Rep. Lamar Smith for the past two years has sought data used in EPA rule-makings that McCarthy said would reveal personally identifiable information. But Smith contends the agency can scrub the data of personal information. He also said the agency wasn't cooperating with a subpoena for data and other personal records, such as alleged communication through texting.

"If we're not going to agree, then I regret that. But I believe it will make the EPA look bad," the Texas Republican said during the largely hostile House Science, Space and Technology hearing.

McCarthy, however, reiterated that the studies in question followed people throughout several years and that "they are so filled with personal information that it would be impossible to redact that." She also said the agency was cooperating with the committee's requests. She said that since Jan. 1, the EPA has sent more than 15,000 pages of documents, held 10 conference calls and issued 13 written responses to satisfy 10 letters and a subpoena from the committee.

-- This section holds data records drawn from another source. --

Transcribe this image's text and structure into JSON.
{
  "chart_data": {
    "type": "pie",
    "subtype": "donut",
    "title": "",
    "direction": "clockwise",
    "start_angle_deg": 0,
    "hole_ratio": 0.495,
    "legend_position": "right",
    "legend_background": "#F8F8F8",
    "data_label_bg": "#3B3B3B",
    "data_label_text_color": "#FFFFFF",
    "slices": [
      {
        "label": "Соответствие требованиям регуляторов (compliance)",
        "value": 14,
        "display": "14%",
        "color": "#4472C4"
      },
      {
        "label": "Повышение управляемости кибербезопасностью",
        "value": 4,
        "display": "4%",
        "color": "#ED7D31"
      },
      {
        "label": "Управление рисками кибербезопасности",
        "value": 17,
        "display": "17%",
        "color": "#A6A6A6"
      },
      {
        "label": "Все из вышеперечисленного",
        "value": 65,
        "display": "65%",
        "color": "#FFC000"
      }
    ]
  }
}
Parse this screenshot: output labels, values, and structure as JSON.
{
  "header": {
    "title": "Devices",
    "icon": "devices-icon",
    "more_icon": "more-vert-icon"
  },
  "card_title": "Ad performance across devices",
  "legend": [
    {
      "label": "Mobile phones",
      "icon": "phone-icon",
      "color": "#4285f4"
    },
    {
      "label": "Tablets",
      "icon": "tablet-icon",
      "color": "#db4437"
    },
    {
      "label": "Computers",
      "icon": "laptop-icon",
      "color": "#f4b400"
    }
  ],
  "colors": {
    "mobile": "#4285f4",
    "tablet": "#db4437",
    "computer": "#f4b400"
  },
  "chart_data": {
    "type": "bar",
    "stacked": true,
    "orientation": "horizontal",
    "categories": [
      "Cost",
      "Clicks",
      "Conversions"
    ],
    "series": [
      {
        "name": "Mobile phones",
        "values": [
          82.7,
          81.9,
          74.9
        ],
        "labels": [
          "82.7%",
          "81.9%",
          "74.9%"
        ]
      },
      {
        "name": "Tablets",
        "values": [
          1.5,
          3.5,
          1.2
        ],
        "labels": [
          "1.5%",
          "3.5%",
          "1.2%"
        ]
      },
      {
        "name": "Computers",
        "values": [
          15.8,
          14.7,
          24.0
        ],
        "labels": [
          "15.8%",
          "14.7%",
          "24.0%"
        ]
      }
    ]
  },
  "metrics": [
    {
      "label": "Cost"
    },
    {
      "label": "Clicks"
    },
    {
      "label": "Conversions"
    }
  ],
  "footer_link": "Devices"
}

The panel didn't agree that the agency has been forthcoming. At one point, Smith half-joked about the possibility of another subpoena.

The committee hasn't traditionally been pleasant for the EPA. It has accused the agency of conducting "secret science" for several years. Little goodwill exists between the GOP panel members and McCarthy, who was visibly irritated throughout the hearing.

Rep. Frank Lucas, R-Okla., made a passing reference to President Obama as a "king" from whom the House must protect their constituents with regard to environmental and climate regulations. Later in the hearing, Rep. Dana Rohrabacher, R-Calif., called McCarthy "a little naive" when the EPA chief said she hadn't personally worked with any scientists who disregarded certain data to achieve a desired outcome.

Rep. Eddie Bernice Johnson, D-Texas, the panel's top Democrat, defended the agency.

"I want to encourage you to not let the investigative theater of this hearing get to you," she told McCarthy.